Interface=<interface name>
ESSID='<network name>'

Then write a script that changes the MAC address before every connection /etc/netctl/interfaces/<interface name>. Netctl is a little weird in that it doesn't have pre/post connect/disconnect hooks so the interface script is executing both before connecting and before disconnecting, hence the conditional statement.


ip link show <interface name> | grep "DOWN" &&
/usr/bin/macchanger -rb <interface name> > /tmp/macchanger.log

To establish a connection you can run

netctl start netname

then to stop it when you finish

netctl stop netname

Note: root is required.


Wicd was originally written in python 2.7 so now that python has reached end of life, wicd doesn't work. There is a working port available but it's not in my repositories yet. I'll update this section once it's there.

To change the MAC whenever you connect to a network, place this script under /etc/wicd/scripts/preconnect/.

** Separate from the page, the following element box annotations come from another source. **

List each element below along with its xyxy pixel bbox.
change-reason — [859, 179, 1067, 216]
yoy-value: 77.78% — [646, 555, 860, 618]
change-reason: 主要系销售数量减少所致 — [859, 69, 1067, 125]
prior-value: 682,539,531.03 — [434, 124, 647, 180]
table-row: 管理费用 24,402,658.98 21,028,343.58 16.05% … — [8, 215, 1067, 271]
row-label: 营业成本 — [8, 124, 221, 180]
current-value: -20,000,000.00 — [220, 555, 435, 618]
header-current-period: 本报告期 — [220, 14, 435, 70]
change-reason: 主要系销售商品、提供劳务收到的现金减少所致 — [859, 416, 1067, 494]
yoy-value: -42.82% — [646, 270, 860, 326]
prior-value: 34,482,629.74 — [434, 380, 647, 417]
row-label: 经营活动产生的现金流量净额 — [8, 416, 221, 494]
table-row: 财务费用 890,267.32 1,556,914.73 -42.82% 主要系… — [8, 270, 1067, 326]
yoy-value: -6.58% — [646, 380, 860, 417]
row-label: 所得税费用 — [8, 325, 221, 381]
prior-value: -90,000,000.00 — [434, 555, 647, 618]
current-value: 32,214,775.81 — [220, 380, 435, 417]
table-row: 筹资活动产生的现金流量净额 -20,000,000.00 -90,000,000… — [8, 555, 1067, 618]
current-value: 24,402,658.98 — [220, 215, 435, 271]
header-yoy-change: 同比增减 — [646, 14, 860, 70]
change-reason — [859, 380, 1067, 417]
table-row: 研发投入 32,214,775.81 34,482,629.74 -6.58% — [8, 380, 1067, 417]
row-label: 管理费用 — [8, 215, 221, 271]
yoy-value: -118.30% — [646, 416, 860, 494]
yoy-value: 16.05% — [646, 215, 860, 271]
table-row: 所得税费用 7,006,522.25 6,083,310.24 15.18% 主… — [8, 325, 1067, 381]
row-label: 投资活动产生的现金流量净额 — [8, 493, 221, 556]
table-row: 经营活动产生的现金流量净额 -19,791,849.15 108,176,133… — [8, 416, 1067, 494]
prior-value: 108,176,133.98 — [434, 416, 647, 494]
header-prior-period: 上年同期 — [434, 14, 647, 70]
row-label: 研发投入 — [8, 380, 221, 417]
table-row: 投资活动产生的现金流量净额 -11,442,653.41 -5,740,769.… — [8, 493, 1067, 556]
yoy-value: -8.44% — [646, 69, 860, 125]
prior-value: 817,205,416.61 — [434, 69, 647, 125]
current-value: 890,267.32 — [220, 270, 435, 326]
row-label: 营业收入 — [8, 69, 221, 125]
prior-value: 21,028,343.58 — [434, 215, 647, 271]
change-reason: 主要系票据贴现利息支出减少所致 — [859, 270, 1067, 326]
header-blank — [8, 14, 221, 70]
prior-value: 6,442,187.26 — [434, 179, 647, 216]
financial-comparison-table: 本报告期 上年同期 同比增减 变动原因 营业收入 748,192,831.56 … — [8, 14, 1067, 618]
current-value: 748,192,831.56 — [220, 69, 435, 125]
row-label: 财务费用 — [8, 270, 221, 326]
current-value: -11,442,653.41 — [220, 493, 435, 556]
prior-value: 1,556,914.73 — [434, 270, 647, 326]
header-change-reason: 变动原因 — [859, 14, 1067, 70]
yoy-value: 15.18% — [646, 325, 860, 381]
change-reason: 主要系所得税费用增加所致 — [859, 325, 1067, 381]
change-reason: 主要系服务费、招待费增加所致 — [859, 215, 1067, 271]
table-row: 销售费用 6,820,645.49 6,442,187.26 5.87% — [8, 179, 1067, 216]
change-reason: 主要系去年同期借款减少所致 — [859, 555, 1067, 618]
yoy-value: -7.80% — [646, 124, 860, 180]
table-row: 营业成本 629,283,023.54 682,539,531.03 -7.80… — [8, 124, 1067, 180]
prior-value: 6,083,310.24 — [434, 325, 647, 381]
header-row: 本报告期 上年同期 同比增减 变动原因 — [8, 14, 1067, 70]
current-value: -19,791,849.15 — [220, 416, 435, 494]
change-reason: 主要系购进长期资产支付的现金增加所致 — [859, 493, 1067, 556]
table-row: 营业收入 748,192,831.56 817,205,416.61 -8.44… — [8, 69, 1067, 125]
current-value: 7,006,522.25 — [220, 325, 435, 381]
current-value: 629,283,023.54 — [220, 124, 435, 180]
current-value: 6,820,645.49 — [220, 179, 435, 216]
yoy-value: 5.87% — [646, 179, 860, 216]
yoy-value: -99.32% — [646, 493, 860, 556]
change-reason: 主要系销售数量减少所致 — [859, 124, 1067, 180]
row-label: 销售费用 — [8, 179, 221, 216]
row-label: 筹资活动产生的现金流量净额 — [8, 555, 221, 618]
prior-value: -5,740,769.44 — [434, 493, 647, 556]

if [[ "${connection_type}" == "wireless" ]]; then
        ip link set <interface name> down
        macchanger -rb <interface name>
        ip link set <interface name> up

Umbrella solutions

Some more informed readers might ask why I haven't gone over umbrella solutions like Tails or Heads or Qubes + Whoonix. It's because they're all bloated. A networking problem requires a networking solution, not an operating system solution. Tails had vulnerabilities because of the bloated graphical software it uses by default. Specter, Meltdown and friends show that vitalization is as secure as normal execution. Not to even mention the discovered vulnerabilities within virtualization technology itself or the hardware acceleration vulnerabilities. Another big factor, or I guess the same, is bloat. These umbrella solutions won't run very fast on a x200 or t60 ThinkPad with Libreboot. I don't even know if they can run on SoCs. What would be the point of such a system if it left in the backdoor in the CPU?


I must mention that, in general, networking varies depending on distribution. This article is written by me so arch based distributions are first class citizens. It, of course, still applies to most other distributions because the programs are the same but there might be subtle differences (e.g. NetworkManager does work with dhcpcd because the distribution uses an older version of dhcpcd). I believe Gentoo does a pretty good job at covering the problem in their handbook with their own methods so I won't go over it here. If you use Gentoo and seek advice from an article like this, I believe you've made the wrong choices.


Some of you might want to have your own mail server but don't want to be instantly identified when fetching email. For those people, I've written a script to automatically set up such a server on OpenBSD that you can access securely and anonymously (to the local network) by fetching and sending email through tor.